Un nouveau Plan national
« Ce qui remonte du terrain, c’est l’exacerbation de comportements décomplexés » analyse Sophie Elizéon, déléguée interministérielle à la lutte contre le racisme, l’antisémitisme et la haine anti-LGBT (DILCRAH). Si la société tend vers plus d’égalité et de respect, un certain groupe de personnes se crispe face à cette nouvelle réalité, explique-t-elle à EURACTIV, et répondent par la violence.
Alors que le racisme fomente sur les réseaux sociaux, porté par quelques responsables politiques, il fait de plus en plus son apparition dans la vie « réelle ».
Pour répondre à cette crise, la DILCRAH parie sur l’éducation et le soutien financier aux associations – plus de 900 sur tout le territoire. Dès lundi (30 janvier), la Première ministre Elisabeth Borne devrait par ailleurs présenter un nouveau Plan de lutte contre le racisme et l’antisémitisme, piloté par la DILCRAH, axé sur trois angles : « ‘mettre des mots sur les maux’, mesurer l’étendue du problème et mieux éduquer et former » pour contrer les stéréotypes, explique Mme Elizéon.
Ce plan devrait notamment élargir la formation à l’ensemble de la fonction publique, mieux reconnaître et combattre les discriminations liées à l’origine et à l’anti-tsiganisme. De nouvelles sanctions devraient aussi voir le jour, en collaboration avec les ministères de l’Intérieur et de la Justice.
Le dernier Plan national (2018-2020) plaçait déjà les enjeux du contenu de haine en ligne, de la formation des équipes en milieu éducatif et de la meilleure prise en compte des victimes comme des priorités majeures.
Des crises sociale et économique qui renforcent l’extrême droite
La réponse politique française des dernières années est globalement prometteuse, malgré quelques « vives inquiétudes », constate la Commission européenne contre le racisme et l’intolérance (ECRI), organe indépendant du Conseil de l’Europe.
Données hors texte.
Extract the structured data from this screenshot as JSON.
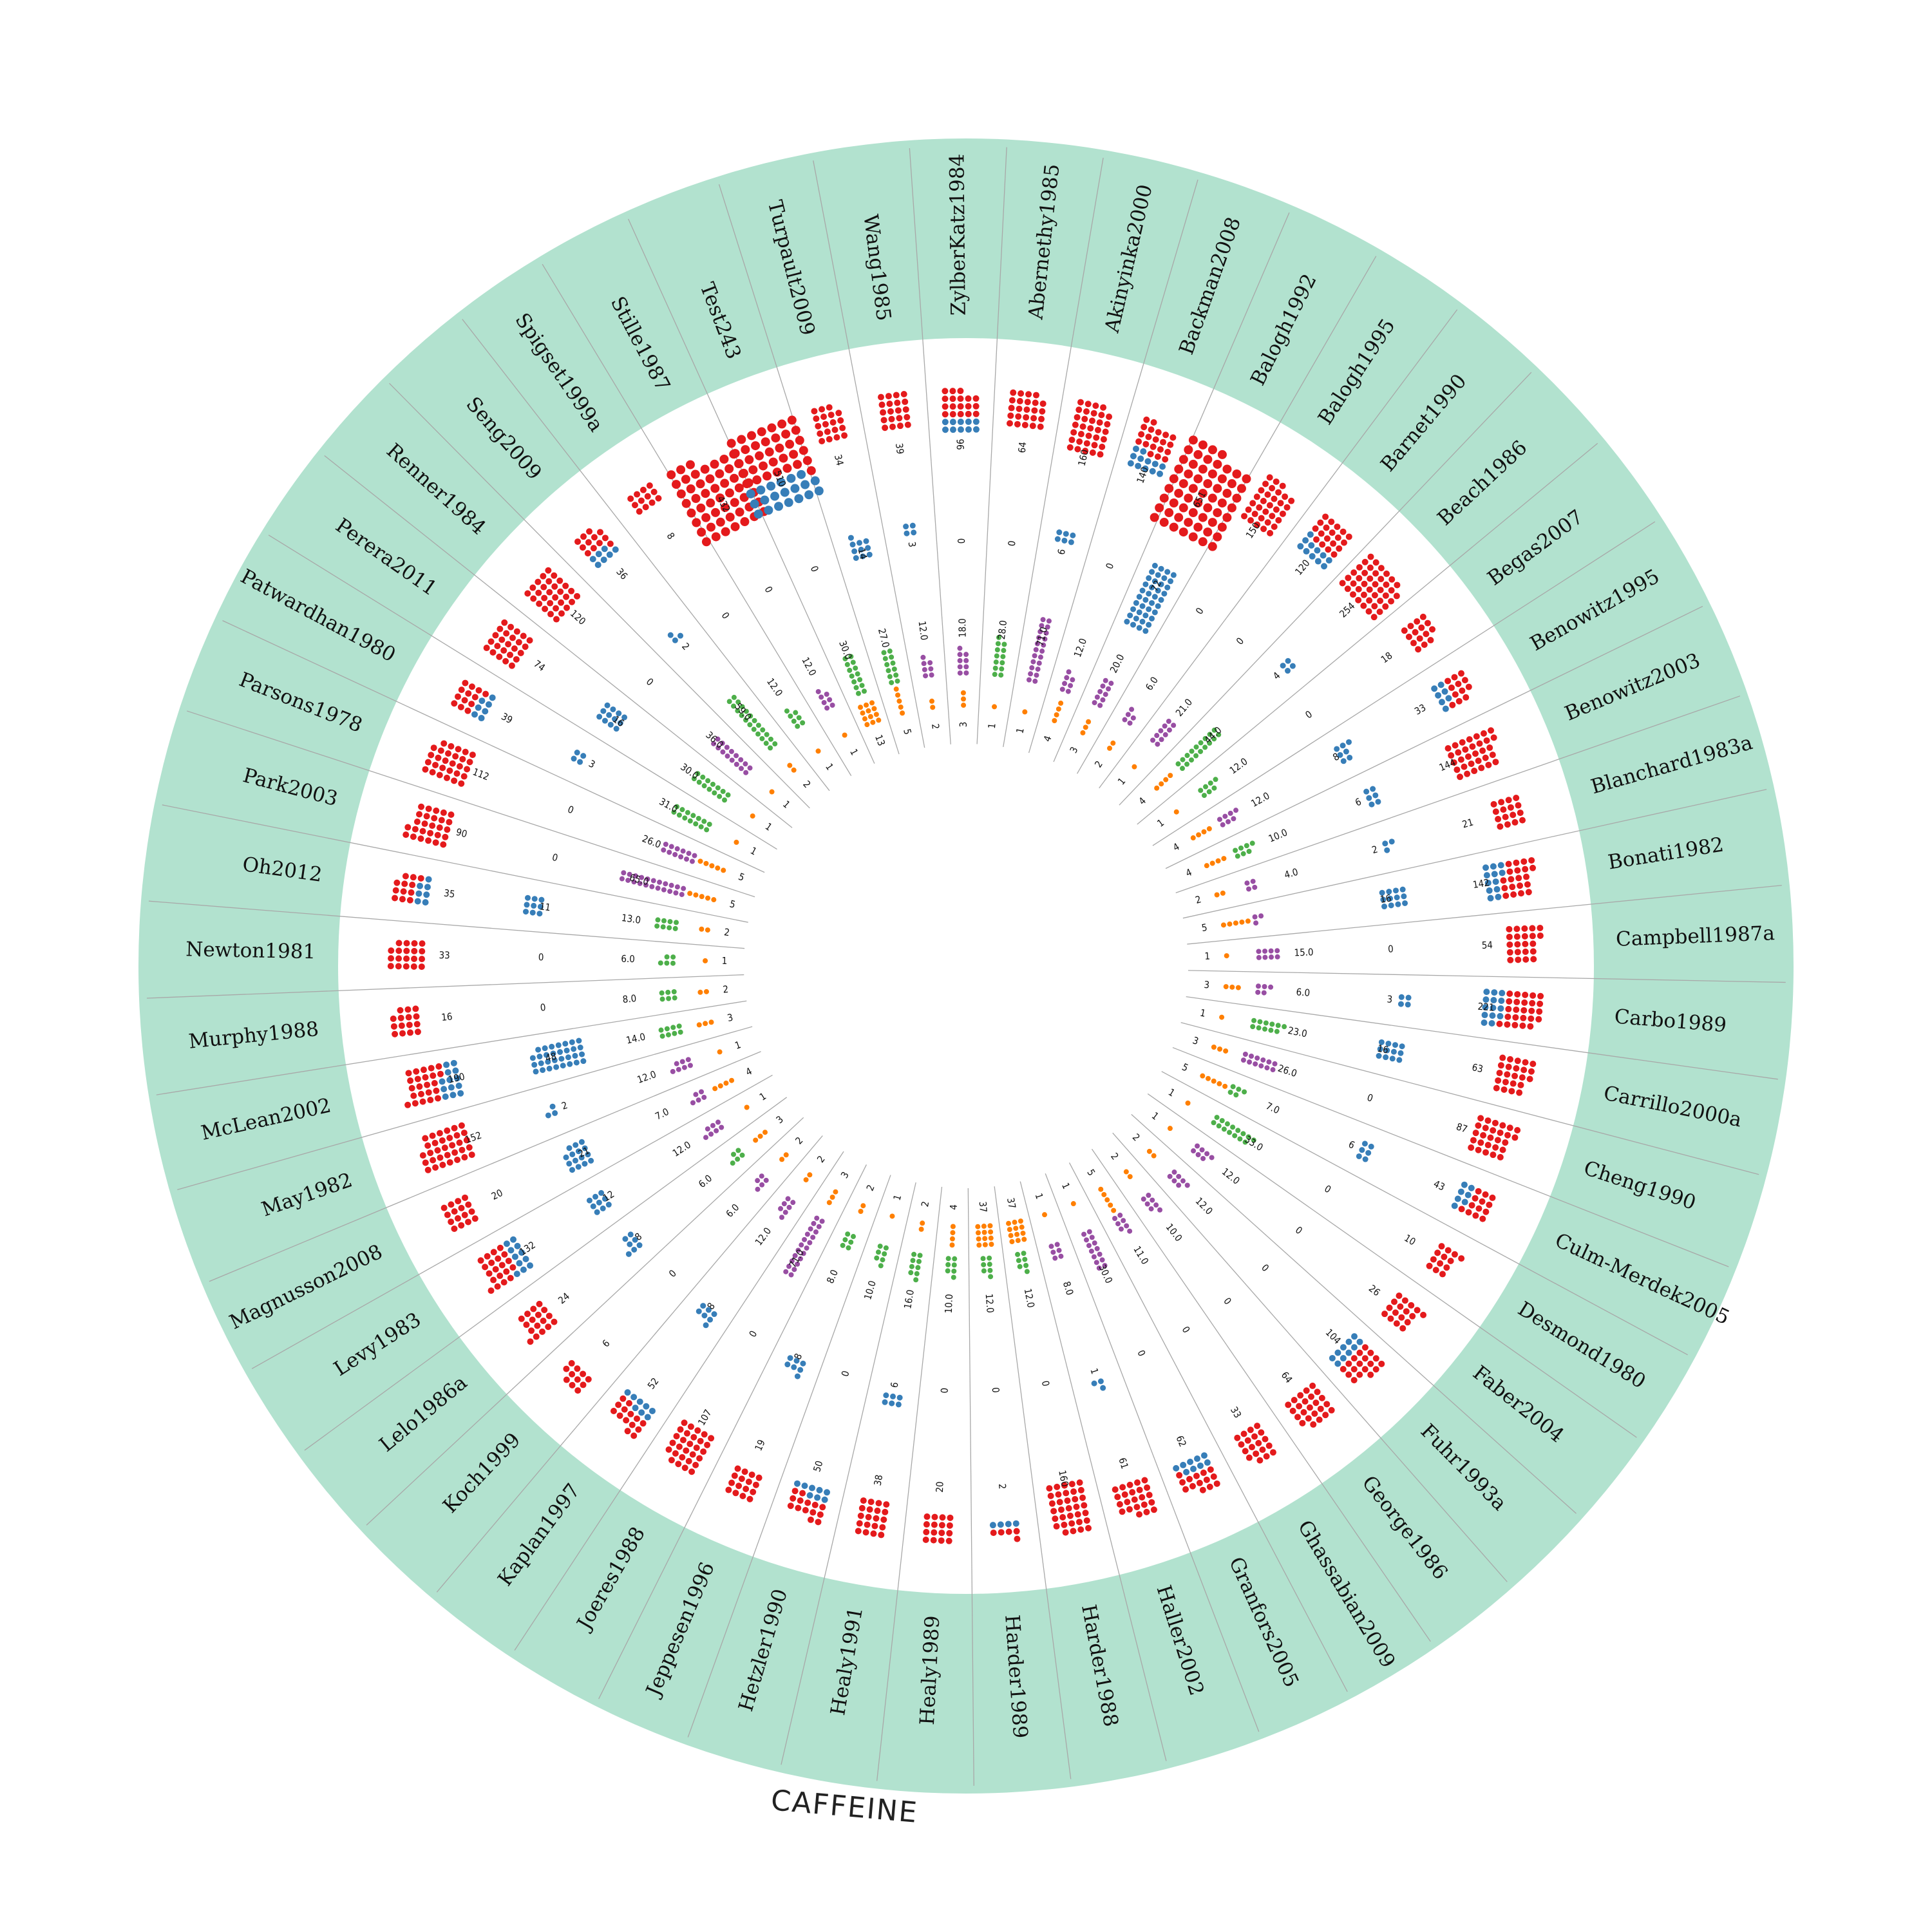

Dans un rapport publié en septembre 2022, l’ECRI s’inquiète notamment de la « banalisation du discours de haine » en France, « notamment dans le milieu politique, ainsi que dans les médias audiovisuels et sur les réseaux sociaux ».
« La montée de la crise sociale, doublée d’une crise économique, renforce le discours d’extrême droite. La parole d’intolérance se normalise et les plus convaincus ont plus de facilité à passer à l’acte », décrypte Marie-Christine Vergiat, ancienne députée européenne et vice-présidente de la Ligue des droits de l’Homme (LDH).
Quant aux stéréotypes, ils restent stables malgré les années : « le signe ‘égal’ entre étranger et délinquant persiste », selon Mme Vergiat, qui déplore que cette équivalence « mensongère » soit devenue monnaie courante dans la sphère politique française. Elle accuse Nicolas Sarkozy de s’emparer de ces « thèmes d’extrême droite » dès la campagne présidentielle de 2007.
Le problème du racisme est d’ailleurs tout aussi européen : en 2021, l’Agence des droits fondamentaux de l’UE estimait que 90 % des crimes de haine n’étaient pas signalés, par peur de représailles ou parce que le soutien psychologique et administratif est lacunaire.
Pressé par les instances européennes de mieux faire, et face à une réalité des chiffres qui impose une réponse forte, le Plan national de la DILCRAH est donc attendu au tournant. Les détails le 30 janvier.